I did end up sleeping in another room last night, a lot of that was do to my anxiety though and not their noise and well my husband was snoring really bad :/ It might take me a bit to get used to the noise but I might try the bathroom if it continues to be a problem. It is a tiny bathroom though so not sure if we will be able to get much more then their litter box in there! But it would just be for part of the night. I might just get used to it though I mean I had guinea pigs in that room once and it was also "fun times" sometimes there!

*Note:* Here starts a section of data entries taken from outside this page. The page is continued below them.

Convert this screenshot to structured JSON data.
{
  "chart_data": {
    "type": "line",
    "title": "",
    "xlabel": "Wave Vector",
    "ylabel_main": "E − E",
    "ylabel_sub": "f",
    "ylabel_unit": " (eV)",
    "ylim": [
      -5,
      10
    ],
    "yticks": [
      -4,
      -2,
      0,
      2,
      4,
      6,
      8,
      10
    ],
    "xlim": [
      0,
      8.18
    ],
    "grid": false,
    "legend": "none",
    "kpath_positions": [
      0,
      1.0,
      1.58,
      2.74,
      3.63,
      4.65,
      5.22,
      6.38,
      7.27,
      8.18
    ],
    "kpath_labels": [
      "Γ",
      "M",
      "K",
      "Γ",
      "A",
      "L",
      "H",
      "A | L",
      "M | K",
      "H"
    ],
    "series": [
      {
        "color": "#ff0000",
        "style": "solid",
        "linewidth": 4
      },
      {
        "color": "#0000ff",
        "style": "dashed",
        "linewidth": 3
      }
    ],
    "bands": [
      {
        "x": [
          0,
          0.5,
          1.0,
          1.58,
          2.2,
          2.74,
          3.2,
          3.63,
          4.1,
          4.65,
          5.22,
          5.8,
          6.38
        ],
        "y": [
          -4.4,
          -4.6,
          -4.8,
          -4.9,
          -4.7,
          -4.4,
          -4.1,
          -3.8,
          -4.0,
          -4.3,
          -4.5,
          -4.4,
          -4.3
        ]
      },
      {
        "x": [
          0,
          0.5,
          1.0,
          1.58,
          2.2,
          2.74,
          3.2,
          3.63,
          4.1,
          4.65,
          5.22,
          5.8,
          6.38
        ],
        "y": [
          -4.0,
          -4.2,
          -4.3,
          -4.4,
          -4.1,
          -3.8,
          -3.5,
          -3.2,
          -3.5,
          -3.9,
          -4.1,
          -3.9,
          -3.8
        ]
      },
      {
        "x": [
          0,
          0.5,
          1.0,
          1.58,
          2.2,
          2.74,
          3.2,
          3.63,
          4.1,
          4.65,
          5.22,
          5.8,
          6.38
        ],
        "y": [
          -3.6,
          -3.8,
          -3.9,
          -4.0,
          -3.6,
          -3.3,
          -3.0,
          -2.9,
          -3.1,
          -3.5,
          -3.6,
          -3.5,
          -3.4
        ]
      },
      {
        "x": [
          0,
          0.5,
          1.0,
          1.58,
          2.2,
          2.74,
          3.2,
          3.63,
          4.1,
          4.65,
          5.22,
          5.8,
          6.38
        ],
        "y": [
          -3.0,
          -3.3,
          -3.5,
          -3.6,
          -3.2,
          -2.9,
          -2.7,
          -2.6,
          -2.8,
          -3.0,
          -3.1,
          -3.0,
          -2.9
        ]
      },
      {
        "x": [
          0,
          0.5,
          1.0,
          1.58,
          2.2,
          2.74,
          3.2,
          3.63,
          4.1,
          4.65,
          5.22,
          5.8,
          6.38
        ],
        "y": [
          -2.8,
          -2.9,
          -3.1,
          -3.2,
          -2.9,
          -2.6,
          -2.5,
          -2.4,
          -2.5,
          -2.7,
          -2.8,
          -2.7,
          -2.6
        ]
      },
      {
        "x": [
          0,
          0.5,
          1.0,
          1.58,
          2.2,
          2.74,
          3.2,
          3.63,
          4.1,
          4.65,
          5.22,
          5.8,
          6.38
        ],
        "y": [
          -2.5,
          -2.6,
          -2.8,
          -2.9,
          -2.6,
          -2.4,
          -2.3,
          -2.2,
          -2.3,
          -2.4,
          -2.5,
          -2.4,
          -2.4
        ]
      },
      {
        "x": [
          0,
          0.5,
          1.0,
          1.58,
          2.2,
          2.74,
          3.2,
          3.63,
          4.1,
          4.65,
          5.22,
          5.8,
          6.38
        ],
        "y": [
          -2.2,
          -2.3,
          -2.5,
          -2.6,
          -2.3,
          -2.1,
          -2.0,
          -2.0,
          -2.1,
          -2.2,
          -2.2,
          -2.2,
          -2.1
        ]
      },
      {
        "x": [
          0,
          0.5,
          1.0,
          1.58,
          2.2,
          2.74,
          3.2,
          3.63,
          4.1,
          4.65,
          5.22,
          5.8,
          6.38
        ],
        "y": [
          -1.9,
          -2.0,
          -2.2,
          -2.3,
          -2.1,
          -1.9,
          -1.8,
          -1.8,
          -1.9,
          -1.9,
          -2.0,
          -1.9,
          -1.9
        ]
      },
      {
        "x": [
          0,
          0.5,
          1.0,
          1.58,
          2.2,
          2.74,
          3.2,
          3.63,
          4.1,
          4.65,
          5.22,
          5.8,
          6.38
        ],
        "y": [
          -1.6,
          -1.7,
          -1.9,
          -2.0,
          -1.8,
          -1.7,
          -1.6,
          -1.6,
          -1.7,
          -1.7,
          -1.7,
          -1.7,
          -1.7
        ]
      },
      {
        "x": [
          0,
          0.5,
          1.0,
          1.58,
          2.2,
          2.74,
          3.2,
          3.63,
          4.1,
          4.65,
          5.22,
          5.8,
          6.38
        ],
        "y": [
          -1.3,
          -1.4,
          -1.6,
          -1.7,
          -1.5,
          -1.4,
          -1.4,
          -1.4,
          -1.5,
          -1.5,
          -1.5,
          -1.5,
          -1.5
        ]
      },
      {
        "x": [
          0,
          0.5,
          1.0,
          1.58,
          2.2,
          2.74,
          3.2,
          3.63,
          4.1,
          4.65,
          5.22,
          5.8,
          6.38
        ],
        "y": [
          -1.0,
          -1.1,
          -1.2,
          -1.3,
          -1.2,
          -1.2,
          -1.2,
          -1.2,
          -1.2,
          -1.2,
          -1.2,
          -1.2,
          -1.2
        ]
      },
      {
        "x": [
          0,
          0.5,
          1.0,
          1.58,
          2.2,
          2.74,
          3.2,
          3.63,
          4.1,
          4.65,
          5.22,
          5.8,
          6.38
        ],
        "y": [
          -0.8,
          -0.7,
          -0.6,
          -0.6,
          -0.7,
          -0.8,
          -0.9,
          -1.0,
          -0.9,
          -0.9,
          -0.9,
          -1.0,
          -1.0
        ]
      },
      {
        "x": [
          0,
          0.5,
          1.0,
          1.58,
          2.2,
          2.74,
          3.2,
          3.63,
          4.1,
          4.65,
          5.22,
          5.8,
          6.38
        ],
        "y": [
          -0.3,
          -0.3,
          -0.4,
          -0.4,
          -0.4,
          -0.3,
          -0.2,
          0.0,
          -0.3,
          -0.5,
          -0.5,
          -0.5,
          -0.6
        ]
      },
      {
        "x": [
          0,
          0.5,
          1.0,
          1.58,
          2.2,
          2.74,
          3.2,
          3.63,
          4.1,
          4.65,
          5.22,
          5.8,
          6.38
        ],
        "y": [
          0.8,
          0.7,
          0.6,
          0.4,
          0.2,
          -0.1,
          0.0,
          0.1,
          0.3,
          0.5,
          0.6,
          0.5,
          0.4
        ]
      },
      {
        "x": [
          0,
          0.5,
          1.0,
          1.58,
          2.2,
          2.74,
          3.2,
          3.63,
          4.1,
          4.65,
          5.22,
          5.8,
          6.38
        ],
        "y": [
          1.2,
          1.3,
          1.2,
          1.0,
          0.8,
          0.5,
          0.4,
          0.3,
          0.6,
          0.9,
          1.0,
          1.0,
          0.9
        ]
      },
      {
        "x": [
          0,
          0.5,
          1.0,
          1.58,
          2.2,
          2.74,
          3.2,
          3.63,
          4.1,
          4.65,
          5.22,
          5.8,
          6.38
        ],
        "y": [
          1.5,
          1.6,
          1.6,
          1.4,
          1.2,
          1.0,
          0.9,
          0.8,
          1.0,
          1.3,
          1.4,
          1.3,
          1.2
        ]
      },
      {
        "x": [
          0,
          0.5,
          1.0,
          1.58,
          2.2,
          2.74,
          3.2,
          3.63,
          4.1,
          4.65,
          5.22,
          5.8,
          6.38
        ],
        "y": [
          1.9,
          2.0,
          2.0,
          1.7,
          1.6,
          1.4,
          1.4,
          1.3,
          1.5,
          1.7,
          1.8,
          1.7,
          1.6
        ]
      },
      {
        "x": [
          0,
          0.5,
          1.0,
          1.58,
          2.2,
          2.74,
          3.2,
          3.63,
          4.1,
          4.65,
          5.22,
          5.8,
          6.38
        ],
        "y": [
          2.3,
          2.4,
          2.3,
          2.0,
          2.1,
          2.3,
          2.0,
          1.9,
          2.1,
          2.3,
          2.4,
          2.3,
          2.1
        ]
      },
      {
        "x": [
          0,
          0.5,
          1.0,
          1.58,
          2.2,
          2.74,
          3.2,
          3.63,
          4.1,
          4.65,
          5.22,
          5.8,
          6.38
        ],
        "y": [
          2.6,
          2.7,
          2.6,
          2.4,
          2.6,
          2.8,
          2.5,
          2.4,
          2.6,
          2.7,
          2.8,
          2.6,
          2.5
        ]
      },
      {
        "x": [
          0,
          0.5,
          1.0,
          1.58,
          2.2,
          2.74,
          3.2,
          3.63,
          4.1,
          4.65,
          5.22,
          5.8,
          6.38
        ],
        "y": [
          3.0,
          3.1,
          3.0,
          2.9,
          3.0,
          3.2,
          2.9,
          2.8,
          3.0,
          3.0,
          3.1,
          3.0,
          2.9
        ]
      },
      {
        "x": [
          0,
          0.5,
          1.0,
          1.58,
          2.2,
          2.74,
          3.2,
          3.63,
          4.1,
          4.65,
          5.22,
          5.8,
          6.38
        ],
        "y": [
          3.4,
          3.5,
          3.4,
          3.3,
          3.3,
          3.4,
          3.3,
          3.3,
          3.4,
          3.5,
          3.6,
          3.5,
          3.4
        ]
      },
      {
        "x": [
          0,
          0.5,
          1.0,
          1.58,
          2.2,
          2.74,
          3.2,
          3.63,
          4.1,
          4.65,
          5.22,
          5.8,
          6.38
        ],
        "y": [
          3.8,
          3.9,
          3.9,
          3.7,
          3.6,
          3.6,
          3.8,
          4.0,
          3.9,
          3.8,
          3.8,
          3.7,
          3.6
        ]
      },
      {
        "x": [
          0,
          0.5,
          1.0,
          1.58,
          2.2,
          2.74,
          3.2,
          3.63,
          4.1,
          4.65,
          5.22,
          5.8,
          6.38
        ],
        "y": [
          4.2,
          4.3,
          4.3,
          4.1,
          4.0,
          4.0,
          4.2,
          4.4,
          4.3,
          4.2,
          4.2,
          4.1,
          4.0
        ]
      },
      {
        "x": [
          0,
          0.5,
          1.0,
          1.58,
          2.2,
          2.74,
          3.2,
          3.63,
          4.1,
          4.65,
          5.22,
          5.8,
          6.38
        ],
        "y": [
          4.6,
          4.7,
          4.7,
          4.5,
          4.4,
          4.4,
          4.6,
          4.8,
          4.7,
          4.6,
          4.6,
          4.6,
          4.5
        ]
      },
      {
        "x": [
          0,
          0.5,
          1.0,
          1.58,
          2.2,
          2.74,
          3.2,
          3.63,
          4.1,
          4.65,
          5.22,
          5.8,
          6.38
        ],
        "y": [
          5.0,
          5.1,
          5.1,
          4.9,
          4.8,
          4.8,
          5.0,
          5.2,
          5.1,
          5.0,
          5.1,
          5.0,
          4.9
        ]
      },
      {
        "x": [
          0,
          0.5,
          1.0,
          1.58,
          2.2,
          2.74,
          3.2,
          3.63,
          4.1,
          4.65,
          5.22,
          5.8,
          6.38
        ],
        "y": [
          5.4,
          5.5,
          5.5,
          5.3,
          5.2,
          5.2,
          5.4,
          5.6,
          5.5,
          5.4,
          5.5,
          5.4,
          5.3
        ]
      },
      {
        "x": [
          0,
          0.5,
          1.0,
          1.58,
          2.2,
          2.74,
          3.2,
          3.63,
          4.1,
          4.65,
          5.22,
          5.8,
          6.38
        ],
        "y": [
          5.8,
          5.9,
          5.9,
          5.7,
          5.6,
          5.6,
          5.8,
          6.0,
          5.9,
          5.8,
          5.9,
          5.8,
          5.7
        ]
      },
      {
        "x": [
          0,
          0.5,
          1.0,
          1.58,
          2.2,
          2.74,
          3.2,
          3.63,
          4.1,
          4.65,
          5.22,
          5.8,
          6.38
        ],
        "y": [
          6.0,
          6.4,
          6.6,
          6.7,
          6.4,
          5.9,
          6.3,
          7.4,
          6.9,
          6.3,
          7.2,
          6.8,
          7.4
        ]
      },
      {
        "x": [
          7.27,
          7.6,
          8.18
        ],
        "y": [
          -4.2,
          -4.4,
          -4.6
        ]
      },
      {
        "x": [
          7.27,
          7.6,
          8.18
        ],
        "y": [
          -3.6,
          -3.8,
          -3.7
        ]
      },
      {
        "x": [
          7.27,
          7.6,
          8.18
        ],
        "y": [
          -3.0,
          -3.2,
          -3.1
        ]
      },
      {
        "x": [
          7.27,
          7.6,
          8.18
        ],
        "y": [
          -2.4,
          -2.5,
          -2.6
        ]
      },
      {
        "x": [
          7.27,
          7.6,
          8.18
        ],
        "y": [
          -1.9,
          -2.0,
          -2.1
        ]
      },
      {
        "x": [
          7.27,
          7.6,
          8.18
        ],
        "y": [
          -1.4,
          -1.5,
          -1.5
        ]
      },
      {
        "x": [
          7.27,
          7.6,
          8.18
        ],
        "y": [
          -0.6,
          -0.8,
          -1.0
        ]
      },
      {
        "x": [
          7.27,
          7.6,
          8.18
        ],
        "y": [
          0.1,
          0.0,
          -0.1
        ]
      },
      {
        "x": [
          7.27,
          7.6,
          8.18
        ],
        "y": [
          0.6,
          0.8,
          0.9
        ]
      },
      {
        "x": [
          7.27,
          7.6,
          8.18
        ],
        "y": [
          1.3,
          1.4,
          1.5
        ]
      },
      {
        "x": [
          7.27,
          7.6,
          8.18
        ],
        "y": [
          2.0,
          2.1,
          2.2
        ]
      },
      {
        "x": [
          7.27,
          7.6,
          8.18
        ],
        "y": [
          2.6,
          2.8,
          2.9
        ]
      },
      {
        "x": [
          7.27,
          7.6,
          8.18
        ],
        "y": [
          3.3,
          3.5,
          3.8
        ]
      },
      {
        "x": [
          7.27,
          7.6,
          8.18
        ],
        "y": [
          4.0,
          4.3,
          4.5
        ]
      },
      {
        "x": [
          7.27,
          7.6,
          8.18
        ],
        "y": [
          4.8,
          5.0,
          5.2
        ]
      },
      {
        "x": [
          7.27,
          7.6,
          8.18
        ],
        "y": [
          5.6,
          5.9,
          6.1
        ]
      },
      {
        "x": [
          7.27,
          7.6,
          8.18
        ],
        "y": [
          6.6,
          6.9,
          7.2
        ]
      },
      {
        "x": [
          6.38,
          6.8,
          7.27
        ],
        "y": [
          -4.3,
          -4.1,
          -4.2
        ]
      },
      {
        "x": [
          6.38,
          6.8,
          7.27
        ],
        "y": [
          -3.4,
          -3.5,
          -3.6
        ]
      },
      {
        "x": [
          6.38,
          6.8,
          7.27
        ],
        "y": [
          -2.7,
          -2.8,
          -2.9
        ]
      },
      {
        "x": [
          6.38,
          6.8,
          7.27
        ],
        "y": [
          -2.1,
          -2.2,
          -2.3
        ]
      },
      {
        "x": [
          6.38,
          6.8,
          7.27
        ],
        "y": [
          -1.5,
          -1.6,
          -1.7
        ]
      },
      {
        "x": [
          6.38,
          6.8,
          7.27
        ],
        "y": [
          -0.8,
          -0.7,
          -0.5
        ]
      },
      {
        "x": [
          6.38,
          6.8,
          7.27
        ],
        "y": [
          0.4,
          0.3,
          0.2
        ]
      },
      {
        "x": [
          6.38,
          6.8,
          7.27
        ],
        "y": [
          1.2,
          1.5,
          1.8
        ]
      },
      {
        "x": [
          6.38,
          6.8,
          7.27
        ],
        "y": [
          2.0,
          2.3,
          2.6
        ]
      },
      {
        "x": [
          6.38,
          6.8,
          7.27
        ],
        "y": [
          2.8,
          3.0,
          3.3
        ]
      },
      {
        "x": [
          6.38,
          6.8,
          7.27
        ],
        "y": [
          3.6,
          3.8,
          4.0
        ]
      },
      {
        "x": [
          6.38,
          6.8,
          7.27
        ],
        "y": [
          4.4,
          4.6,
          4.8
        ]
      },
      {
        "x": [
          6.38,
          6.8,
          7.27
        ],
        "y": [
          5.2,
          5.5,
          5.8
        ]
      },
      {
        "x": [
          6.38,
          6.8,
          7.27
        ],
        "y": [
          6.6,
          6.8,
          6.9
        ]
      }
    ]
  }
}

When I went back into the bedroom though I got a nice little surprise that helped me feel somewhat better. Both kitties came up on the bed and curled up by me for a little bit. And for them to do that when they have basically just met me is pretty amazing and encouraging! Especially since I have read plenty of stories where cats take weeks to adjust and wonlt even come out of hidding unless its to eat or the owner is gone. 

Admittingly though I am still quite anxious but I think I realize I need to take it one thing one day at a time rather then worry about everything. I mean I was worrying about grooming them, taking care of their teeth, clipping claws changing out their food to something better and so on. I think I need to take a step back and calm down though and realize that I donlt have to learn to do all those things at once. And that worse case scenerio and I get uncooperative cats well for at least the claw clipping and grooming I could always go to a professional if it becomes necessary. So I have to remind myself basically that there are work arounds and if one way doesn;t work another way might. Anyway thanks for the support!


----------



## Calliso (Aug 9, 2011)

marie73 said:


> I purposely adopted the twins on a long weekend so we had four days together. Unfortunately, it was a record-breaking HOT four days, 99+ in the house, but still, I'm glad we had that time together.
> 
> I guess when I think of putting cats in a bathroom, I picture mine, which is miniscule - so tiny, there's not even a bathtub, just a shower for munchkins. A regular-sized bathroom might be okay for a while.


Mine has a bathtub but other then that is super tiny. It would probably work for maybe some nights but it is small.


----------



## OctoberinMaine (Sep 12, 2006)

I understand the anxiety....I remember it being a weird adjustment when I got my first cat ever in 2005. It was the weirdest feeling to think this little furball was dependent on me for food and companionship, and was able to walk around the house at will! _How weird_! (I only had guinea pigs before that.) 

But really, cats are very easy to take care of. You have the added bonus of having two kittens so they have each other to play with. Don't get caught up in the nail clipping and tooth cleaning, at least yet. It's easy to get overwhelmed when you go to Petsmart and see all the products and "must-haves" for cats. Truth is, a lot of those things aren't even needed, you'll never have to buy them, and your kittens will live great lives with you and your husband. As far as toys go, many people here on the forum will attest that homemade toys are the most effective anyway, like wadded up pieces of aluminum foil or the plastic rings off milk cartons. Have fun!


----------